Is flatMap guaranteed to be lazy?

2019-01-14 19:45发布

问题:

Consider the following code:

urls.stream()
    .flatMap(url -> fetchDataFromInternet(url).stream())
    .filter(...)
    .findFirst()
    .get();

Will fetchDataFromInternet be called for second url when the first one was enough?

I tried with a smaller example and it looks like working as expected. i.e processes data one by one but can this behavior be relied on? If not, does calling .sequential() before .flatMap(...) help?

    Stream.of("one", "two", "three")
            .flatMap(num -> {
                System.out.println("Processing " + num);
                // return FetchFromInternetForNum(num).data().stream();
                return Stream.of(num);
            })
            .peek(num -> System.out.println("Peek before filter: "+ num))
            .filter(num -> num.length() > 0)
            .peek(num -> System.out.println("Peek after filter: "+ num))
            .forEach(num -> {
                System.out.println("Done " + num);
            });

Output:

Processing one
Peek before filter: one
Peek after filter: one
Done one
Processing two
Peek before filter: two
Peek after filter: two
Done two
Processing three
Peek before filter: three
Peek after filter: three
Done three

Update: Using official Oracle JDK8 if that matters on implementation

Answer: Based on the comments and the answers below, flatmap is partially lazy. i.e reads the first stream fully and only when required, it goes for next. Reading a stream is eager but reading multiple streams is lazy.

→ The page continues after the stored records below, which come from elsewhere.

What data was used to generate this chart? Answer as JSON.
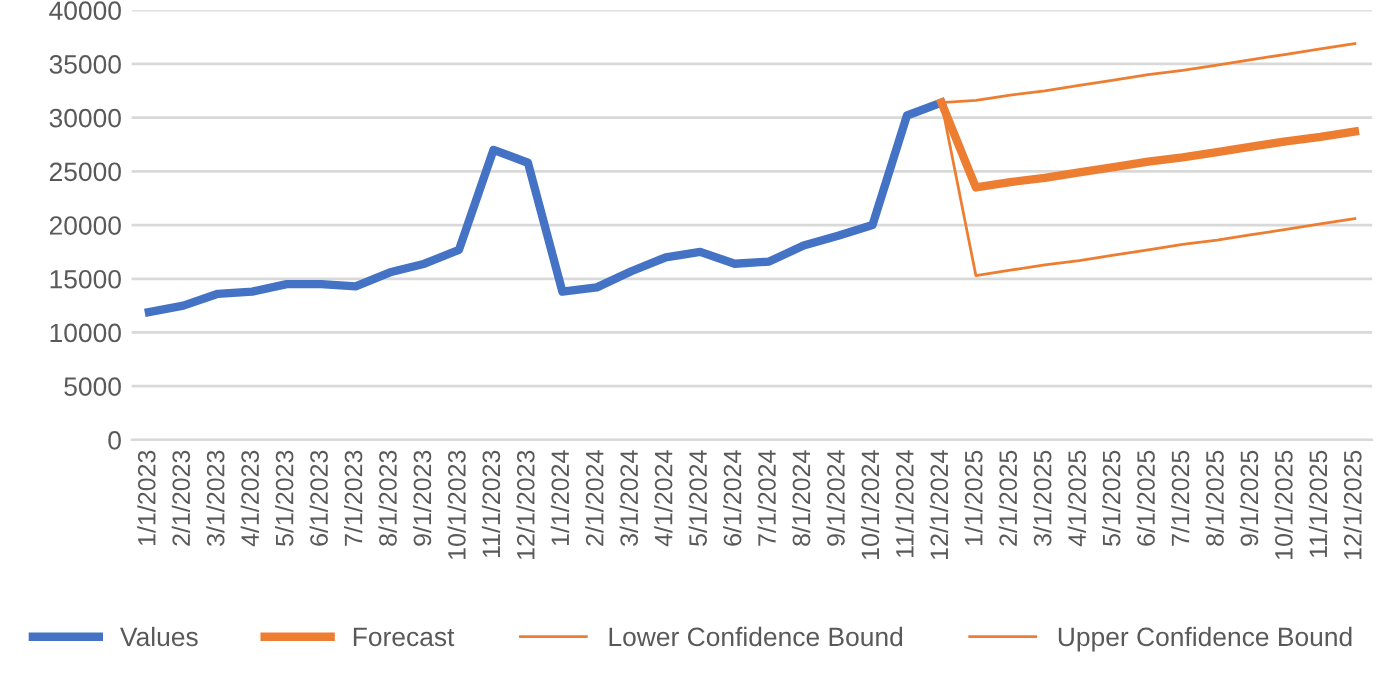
{
  "chart_data": {
    "type": "line",
    "categories": [
      "1/1/2023",
      "2/1/2023",
      "3/1/2023",
      "4/1/2023",
      "5/1/2023",
      "6/1/2023",
      "7/1/2023",
      "8/1/2023",
      "9/1/2023",
      "10/1/2023",
      "11/1/2023",
      "12/1/2023",
      "1/1/2024",
      "2/1/2024",
      "3/1/2024",
      "4/1/2024",
      "5/1/2024",
      "6/1/2024",
      "7/1/2024",
      "8/1/2024",
      "9/1/2024",
      "10/1/2024",
      "11/1/2024",
      "12/1/2024",
      "1/1/2025",
      "2/1/2025",
      "3/1/2025",
      "4/1/2025",
      "5/1/2025",
      "6/1/2025",
      "7/1/2025",
      "8/1/2025",
      "9/1/2025",
      "10/1/2025",
      "11/1/2025",
      "12/1/2025"
    ],
    "series": [
      {
        "name": "Values",
        "color": "#4472c4",
        "values": [
          11900,
          12500,
          13600,
          13800,
          14500,
          14500,
          14300,
          15600,
          16400,
          17700,
          27000,
          25800,
          13800,
          14200,
          15700,
          17000,
          17500,
          16400,
          16600,
          18100,
          19000,
          20000,
          30200,
          31400,
          null,
          null,
          null,
          null,
          null,
          null,
          null,
          null,
          null,
          null,
          null,
          null
        ]
      },
      {
        "name": "Forecast",
        "color": "#ed7d31",
        "values": [
          null,
          null,
          null,
          null,
          null,
          null,
          null,
          null,
          null,
          null,
          null,
          null,
          null,
          null,
          null,
          null,
          null,
          null,
          null,
          null,
          null,
          null,
          null,
          31400,
          23500,
          24000,
          24400,
          24900,
          25400,
          25900,
          26300,
          26800,
          27300,
          27800,
          28200,
          28700
        ]
      },
      {
        "name": "Lower Confidence Bound",
        "color": "#ed7d31",
        "values": [
          null,
          null,
          null,
          null,
          null,
          null,
          null,
          null,
          null,
          null,
          null,
          null,
          null,
          null,
          null,
          null,
          null,
          null,
          null,
          null,
          null,
          null,
          null,
          31400,
          15300,
          15800,
          16300,
          16700,
          17200,
          17700,
          18200,
          18600,
          19100,
          19600,
          20100,
          20600
        ]
      },
      {
        "name": "Upper Confidence Bound",
        "color": "#ed7d31",
        "values": [
          null,
          null,
          null,
          null,
          null,
          null,
          null,
          null,
          null,
          null,
          null,
          null,
          null,
          null,
          null,
          null,
          null,
          null,
          null,
          null,
          null,
          null,
          null,
          31400,
          31600,
          32100,
          32500,
          33000,
          33500,
          34000,
          34400,
          34900,
          35400,
          35900,
          36400,
          36900
        ]
      }
    ],
    "ylim": [
      0,
      40000
    ],
    "yticks": [
      0,
      5000,
      10000,
      15000,
      20000,
      25000,
      30000,
      35000,
      40000
    ],
    "grid": "y",
    "legend": "bottom",
    "marker": "none",
    "line_style": "solid"
  }
}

If this behavior is intended, the API should let the function return an Iterable instead of a stream.

In other words: link

回答1:

Under the current implementation, flatmap is eager; like any other stateful intermediate operation (like sorted and distinct). And it's very easy to prove :

 int result = Stream.of(1)
            .flatMap(x -> Stream.generate(() -> ThreadLocalRandom.current().nextInt()))
            .findFirst()
            .get();

    System.out.println(result);

This never finishes as flatMap is computed eagerly. For your example:

urls.stream()
    .flatMap(url -> fetchDataFromInternet(url).stream())
    .filter(...)
    .findFirst()
    .get();

It means that for each url, the flatMap will block all others operation that come after it, even if you care about a single one. So let's suppose that from a single url your fetchDataFromInternet(url) generates 10_000 lines, well your findFirst will have to wait for all 10_000 to be computed, even if you care about only one.

EDIT

This is fixed in Java 10, where we get our laziness back: see JDK-8075939



回答2:

It’s not clear why you set up an example that does not address the actual question, you’re interested in. If you want to know, whether the processing is lazy when applying a short-circuiting operation like findFirst(), well, then use an example using findFirst() instead of forEach that processes all elements anyway. Also, put the logging statement right into the function whose evaluation you want to track:

Stream.of("hello", "world")
      .flatMap(s -> {
          System.out.println("flatMap function evaluated for \""+s+'"');
          return s.chars().boxed();
      })
      .peek(c -> System.out.printf("processing element %c%n", c))
      .filter(c -> c>'h')
      .findFirst()
      .ifPresent(c -> System.out.printf("found an %c%n", c));
flatMap function evaluated for "hello"
processing element h
processing element e
processing element l
processing element l
processing element o
found an l

This demonstrates that the function passed to flatMap gets evaluated lazily as expected while the elements of the returned (sub-)stream are not evaluated as lazy as possible, as already discussed in the Q&A you have linked yourself.

So, regarding your fetchDataFromInternet method that gets invoked from the function passed to flatMap, you will get the desired laziness. But not for the data it returns.